Now, what if you want to use custom dataviz? It requires a bit of fiddling with Scala and marshaling data from the Scala context to the Angular context. Let’s take the Hue column of the wine dataset and transfer this to Angular:

z.angularBind("wine", df.select("Hue").collect.map(s=>s(0)))

now you can do the usual thing with Angular and jQuery. Or you can use Kendo UI as well like so:

%angular
<link rel="stylesheet" href="http://kendo.cdn.telerik.com/2016.3.1028/styles/kendo.common-material.min.css" />
<link rel="stylesheet" href="//kendo.cdn.telerik.com/2016.3.1028/styles/kendo.material.min.css" />
<link rel="stylesheet" href="//kendo.cdn.telerik.com/2016.3.1028/styles/kendo.material.mobile.min.css" />

<script src="//kendo.cdn.telerik.com/2016.3.1028/js/jquery.min.js"></script>
<script src="//kendo.cdn.telerik.com/2016.3.1028/js/kendo.all.min.js"></script>

<div id="chart" data-hue={{wine}}></div>
<button onClick="makeChart()" class="btn btn-primary">Go</button>

<script>
function makeChart(){
   // if you want to access the data via the ng scope you can use eg.
   // var scope = angular.element($("#chart")).scope();
    var  hueData = $("#chart").data("hue");
    $("#chart").kendoChart({
                title: {
                    text: "Hue values of the wines"
                },
                legend: {
                    visible: false
                },
                series: [{
                    type: "line",
                    data:hueData,
                    style: "smooth",
                    markers: {
                        visible: false
                    }
                }],
                categoryAxis: {
                    title: {
                        text: "Wine"
                    },
                    majorGridLines: {
                        visible: false
                    },
                    majorTicks: {
                        visible: false
                    }
                },
               
            });
   
} 
</script>

which results in something like

zeppelin kendo wine

Note the following:

  • now you have wine objects in three contexts; sql, scala and angular.
  • the angular binding is effectively dynamic; if you alter the object using Scala it will automatically update in the Angular dataviz.
  • there are various ways to marshal things between the contexts and there are various ways you can use Angular as well
  • things like bootstrap, jQuery and stuff are all by default present in Zeppelin
  • the series shown in the graph could be analyzed using R for instance, there an Zeppelin/R interpreter for this.

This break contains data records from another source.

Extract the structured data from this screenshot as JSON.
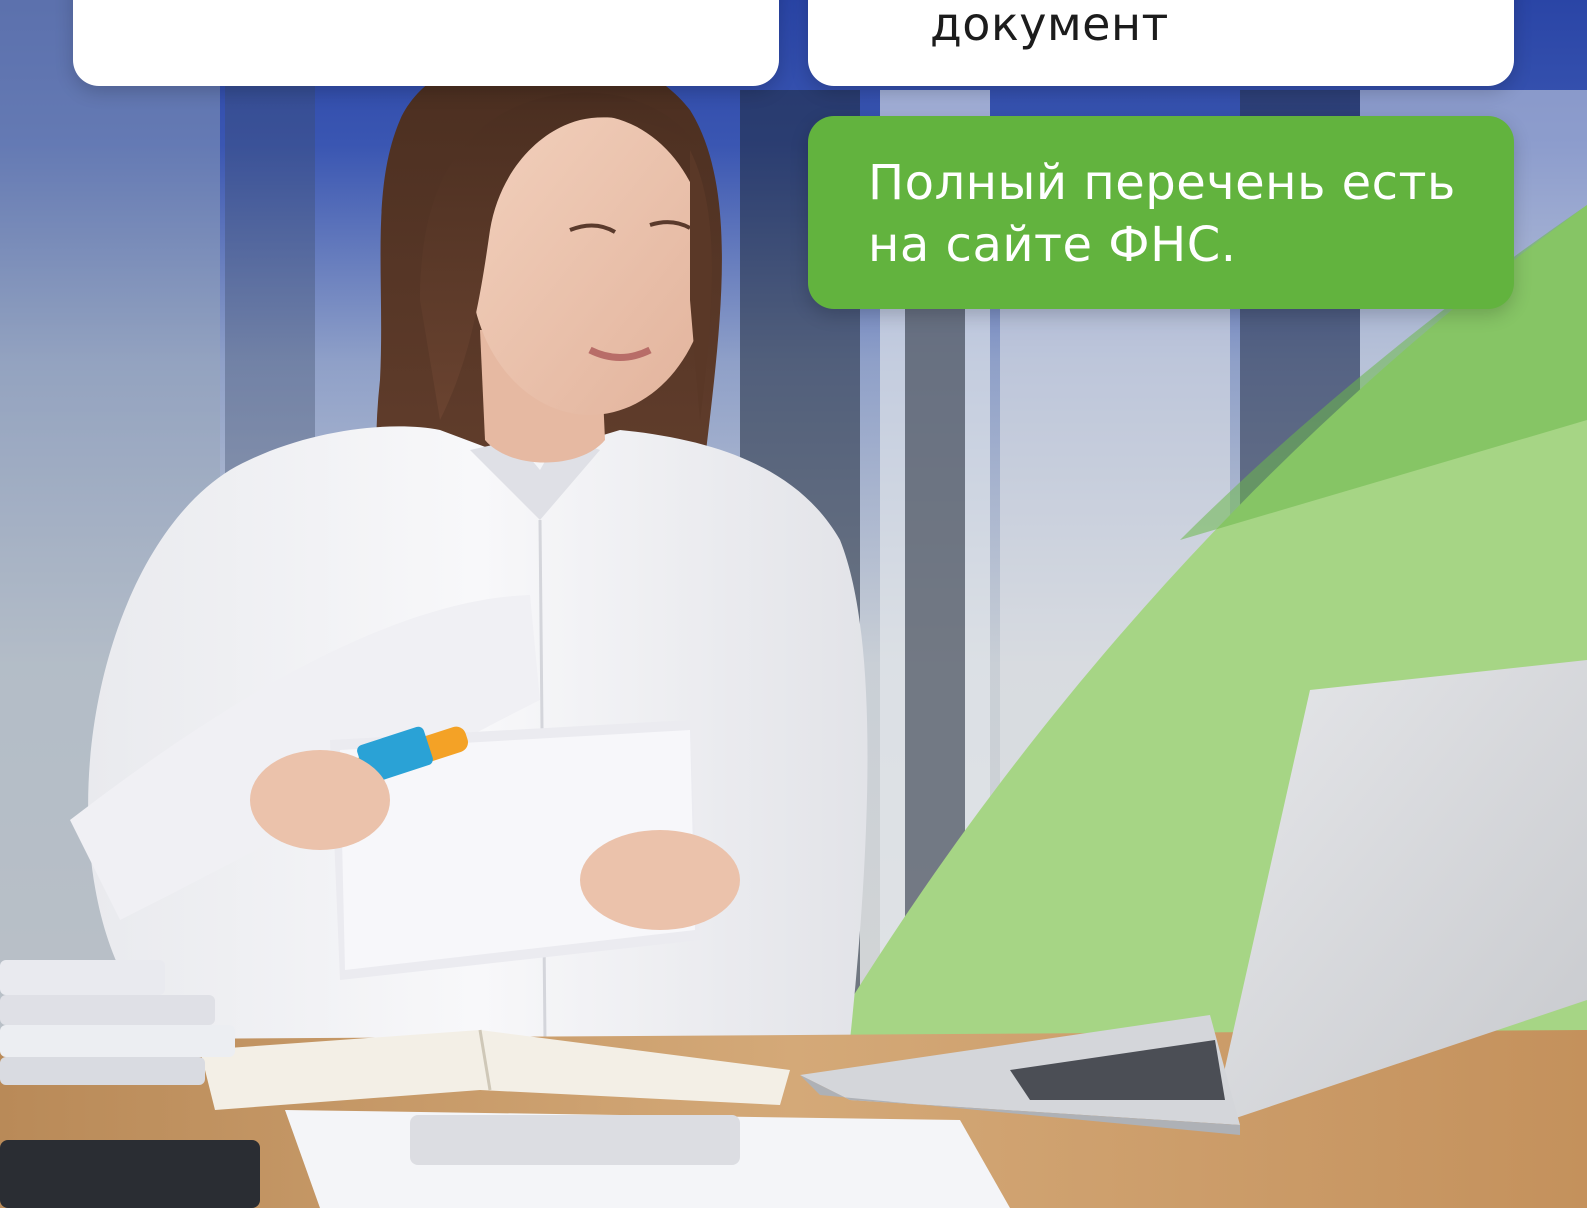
{
  "top_right_card": {
    "text": "документ"
  },
  "green_card": {
    "text": "Полный перечень есть на сайте ФНС."
  },
  "colors": {
    "blue_top": "#2c46a8",
    "green_accent": "#62b33e",
    "green_swoosh": "#a6d585",
    "card_white": "#ffffff",
    "wood": "#c99a64"
  }
}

So, the whole Zeppelin environment is really a place where multiple technologies live in harmony and where the Spark backend can replace the usual NodeJS (or ASP.Net or Django or whatnot) for BI dashboards or predictive analytics. I would not throw away HortonWorks, Tableau, Dataiku, Shiny and other solutions just yet but Zeppelin is definitely something to keep an eye on.